Testing#

Ensure the major functionality of your driver is tested by running end-to-end tests. Add your own test cases for essential functions. Unit tests should be used as well.

End-to-end tests#

End-to-end tests have proven most important.

Run end-to-end tests#

  • To run all tests for one or several solvers, enter the command:

    python3 test/end2end/run.py solver [another_solver [...]] [--options 'acc:max=0']

    The solver and ampl executables are expected to be on the system path, or use options --ampl, --bin_path.

  • Detailed results are saved into a CSV report file, see --reportstub.

  • To run a subset of the test cases, cd into the corresponding subfolder of test/end2end/cases, or use the --dir or --nonrecursive options.

Compulsory configurations#

The following test configurations are compulsory for a release.

  • All important/representative solvers. While some tests use acc:... options to enforce linearization etc., open-source solvers use it everywhere. If desired, such options can be passed to all test cases using the --options switch, e.g., --options 'acc:indle=0 acc:indge=0 acc:indeq=0 acc:and=0 acc:or=0'.

  • Using solution checker with --options "chk:fail chk:feastol=1e-2[ chk:mode=1023]".

Add solver to the test library#

  • To add a new solver to the test library, derive a corresponding class in Solver.py and list it in SolverCollection.py.

    • The stags parameter of the solver definition base class constructor in Solver.py should contain the tags describing available driver features.

Add new test cases#

The major functionality of a solver driver should be end-to-end tested. Folder test/end2end/cases/categorized/fast contains test cases which can be run in a few seconds for this purpose, which should be done frequently.

To add new test cases, add the model/data/AMPL script/NL files in a subfolder of test/end2end/cases/categorized/ and describe them in the local modellist.json having the following format.

Test specification#

In modellist.json, the top JSON object is an array of test cases. Each element is a dictionary with the following items, where non-compulsory items are italicized:

  • “name”: “<name>”: case name. Unless “files” is present (see below), the first word of <name> must coincide with the model / script filename stem. For example, a test case using case01.mod only could be called case01 objno=5.

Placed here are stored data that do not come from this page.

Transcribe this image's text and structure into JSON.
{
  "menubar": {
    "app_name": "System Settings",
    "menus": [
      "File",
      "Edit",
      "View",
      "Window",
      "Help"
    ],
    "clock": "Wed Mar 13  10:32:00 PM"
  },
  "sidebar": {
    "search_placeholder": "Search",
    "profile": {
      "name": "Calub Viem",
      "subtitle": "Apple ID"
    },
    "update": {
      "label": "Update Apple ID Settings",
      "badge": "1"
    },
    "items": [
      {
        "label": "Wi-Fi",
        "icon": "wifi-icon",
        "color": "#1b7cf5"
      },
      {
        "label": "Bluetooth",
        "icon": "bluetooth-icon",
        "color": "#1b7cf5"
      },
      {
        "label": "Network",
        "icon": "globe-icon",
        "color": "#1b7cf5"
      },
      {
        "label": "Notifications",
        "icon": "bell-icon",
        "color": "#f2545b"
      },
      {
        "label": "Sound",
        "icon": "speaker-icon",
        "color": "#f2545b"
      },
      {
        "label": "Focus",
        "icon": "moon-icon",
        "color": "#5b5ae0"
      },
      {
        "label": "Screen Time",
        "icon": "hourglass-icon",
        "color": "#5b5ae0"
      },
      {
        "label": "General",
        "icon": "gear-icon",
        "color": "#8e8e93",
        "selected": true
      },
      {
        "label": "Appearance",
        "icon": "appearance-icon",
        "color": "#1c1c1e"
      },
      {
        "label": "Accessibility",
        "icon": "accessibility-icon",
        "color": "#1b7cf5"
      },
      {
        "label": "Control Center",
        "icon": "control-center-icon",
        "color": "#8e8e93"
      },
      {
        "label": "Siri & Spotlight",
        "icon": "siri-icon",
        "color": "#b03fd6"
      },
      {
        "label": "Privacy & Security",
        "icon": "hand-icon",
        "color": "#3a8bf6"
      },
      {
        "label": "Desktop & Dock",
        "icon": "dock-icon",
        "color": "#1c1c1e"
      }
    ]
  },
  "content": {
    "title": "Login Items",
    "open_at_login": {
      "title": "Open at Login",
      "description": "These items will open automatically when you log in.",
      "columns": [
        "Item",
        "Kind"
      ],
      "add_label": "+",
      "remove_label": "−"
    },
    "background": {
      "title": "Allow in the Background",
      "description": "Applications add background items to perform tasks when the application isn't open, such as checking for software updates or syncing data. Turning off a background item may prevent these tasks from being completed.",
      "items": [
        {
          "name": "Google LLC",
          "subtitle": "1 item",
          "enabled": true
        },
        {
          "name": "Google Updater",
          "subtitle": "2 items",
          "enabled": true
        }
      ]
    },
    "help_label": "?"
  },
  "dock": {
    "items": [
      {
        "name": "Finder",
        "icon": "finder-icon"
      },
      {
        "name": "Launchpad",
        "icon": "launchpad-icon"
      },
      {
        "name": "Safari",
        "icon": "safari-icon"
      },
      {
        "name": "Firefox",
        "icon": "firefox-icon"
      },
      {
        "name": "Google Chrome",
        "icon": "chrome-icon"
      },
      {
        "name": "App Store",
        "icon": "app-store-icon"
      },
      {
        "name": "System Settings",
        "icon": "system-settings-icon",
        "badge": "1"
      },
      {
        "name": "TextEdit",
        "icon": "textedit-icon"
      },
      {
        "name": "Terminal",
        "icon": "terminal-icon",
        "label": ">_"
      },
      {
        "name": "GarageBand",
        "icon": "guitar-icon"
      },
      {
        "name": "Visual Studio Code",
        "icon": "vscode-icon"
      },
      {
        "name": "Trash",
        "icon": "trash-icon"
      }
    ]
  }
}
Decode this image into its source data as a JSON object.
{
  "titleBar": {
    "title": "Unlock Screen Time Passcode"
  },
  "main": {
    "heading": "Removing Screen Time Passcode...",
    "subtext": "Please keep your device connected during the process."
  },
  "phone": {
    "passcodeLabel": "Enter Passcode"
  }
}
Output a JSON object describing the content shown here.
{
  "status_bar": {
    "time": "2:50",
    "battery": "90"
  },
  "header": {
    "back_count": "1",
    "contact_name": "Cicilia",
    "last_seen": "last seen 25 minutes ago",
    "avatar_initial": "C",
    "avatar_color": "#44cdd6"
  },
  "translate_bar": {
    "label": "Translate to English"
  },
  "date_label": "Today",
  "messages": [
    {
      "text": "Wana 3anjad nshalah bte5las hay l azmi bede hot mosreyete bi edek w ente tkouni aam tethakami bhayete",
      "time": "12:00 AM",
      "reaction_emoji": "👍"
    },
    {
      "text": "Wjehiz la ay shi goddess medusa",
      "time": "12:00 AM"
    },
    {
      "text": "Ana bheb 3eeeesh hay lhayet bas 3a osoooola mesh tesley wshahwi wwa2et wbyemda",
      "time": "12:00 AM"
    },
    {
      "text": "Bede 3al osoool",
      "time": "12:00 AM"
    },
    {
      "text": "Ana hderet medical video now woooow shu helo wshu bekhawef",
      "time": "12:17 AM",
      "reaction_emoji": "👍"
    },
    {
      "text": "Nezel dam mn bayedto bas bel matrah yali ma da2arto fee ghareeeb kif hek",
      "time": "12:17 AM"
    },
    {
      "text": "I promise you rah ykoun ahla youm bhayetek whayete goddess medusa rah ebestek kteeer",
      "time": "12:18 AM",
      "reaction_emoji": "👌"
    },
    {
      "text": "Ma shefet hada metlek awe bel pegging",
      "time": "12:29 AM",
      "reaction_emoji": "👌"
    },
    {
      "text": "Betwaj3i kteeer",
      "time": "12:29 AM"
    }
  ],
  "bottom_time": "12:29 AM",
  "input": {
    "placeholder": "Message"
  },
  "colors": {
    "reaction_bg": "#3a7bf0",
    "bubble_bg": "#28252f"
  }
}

  • “tags”: [“linear”, “continuous”]: tags specifying model type, the case is executed only if the tags are a subset of the solver’s ones. Except the tag “run” which means the test case is an AMPL script.

  • “files”: [“diet.mod”, “diet.dat”]

  • “objective”: value: expected objective value.

  • “options”: { “ANYSOLVER_options”: “iisfind=1”, “baron_options”: “iisfind=12”, “send_statuses”: “0” }. Option key ending with ANYSOLVER_options is for any solver, except when a solver-specific key is present (like baron_options). Moreover, mp_options applies to all MP drivers.

  • “values”: { “X[0].iis”: “upp”, … }. Expected values or expressions, in the form AMPL display command would accept. Only available for AMPL models / scripts. Example:

    "values": {
  "if color['Belgium'] != color['France'] then 1": 1,
  "if (forall {s in NS} (VAL_U_F2[s] = 1  ==>  U_F2[s] >= 0.0001  else  U_F2[s] = 0)) then 1": 1,
  "abs(x)": { "max": 1e-3 },
  "solve_result_num": 0
}

    In particular:

    • The expected value can be a dictionary of the form { "min": ..., "max": ... }:

      "max{i in 1 .. _nccons} abs(_ccon[i])": { "max": 1e-5 },
"min{i in 1 .. _ncons} _con[i].slack": { "min": -1e-5 }

      This checks all complementarity and algebraic constraints.

    • To check logical expressions, use if/then:

      "if forall {i in 1.._nlogcons} _logcon[i] then 1": 1,

      This checks all logical constraints.

  • “output”: [“Presolved model has 500 variables”, “RHS range: [1e-2, 1e4]”]. Output chunks expected in the solver / AMPL log.

Checking reformulations#

It is possible to check characteristics of the models received by an MP driver from the NL file, as well as of the model submitted to the solver. For that, add option [tech:]debug=1. Then, the driver outputs problem suffixes of the form flat<N>__[<C>__]<itemtype> giving the number of model items of various types and statuses. The specifiers:

  • <N> is 0 for the initial flat model obtained from the NL file, 1 for the reformulated model.

  • If present, <C> can be A for the total number of items, U for the number of total items still relevant, but possibly reformulated. If not present, it is the number of active items at the end of step <N>.

  • <itemtype> can be a constraint type name, variable type, or objective type.

Run an AMPL session to see all such suffixes, or check existing test cases.

Unit tests#

Unit tests are in the folder test. Compulsory are tests converter-flat-test and converter-mip-test.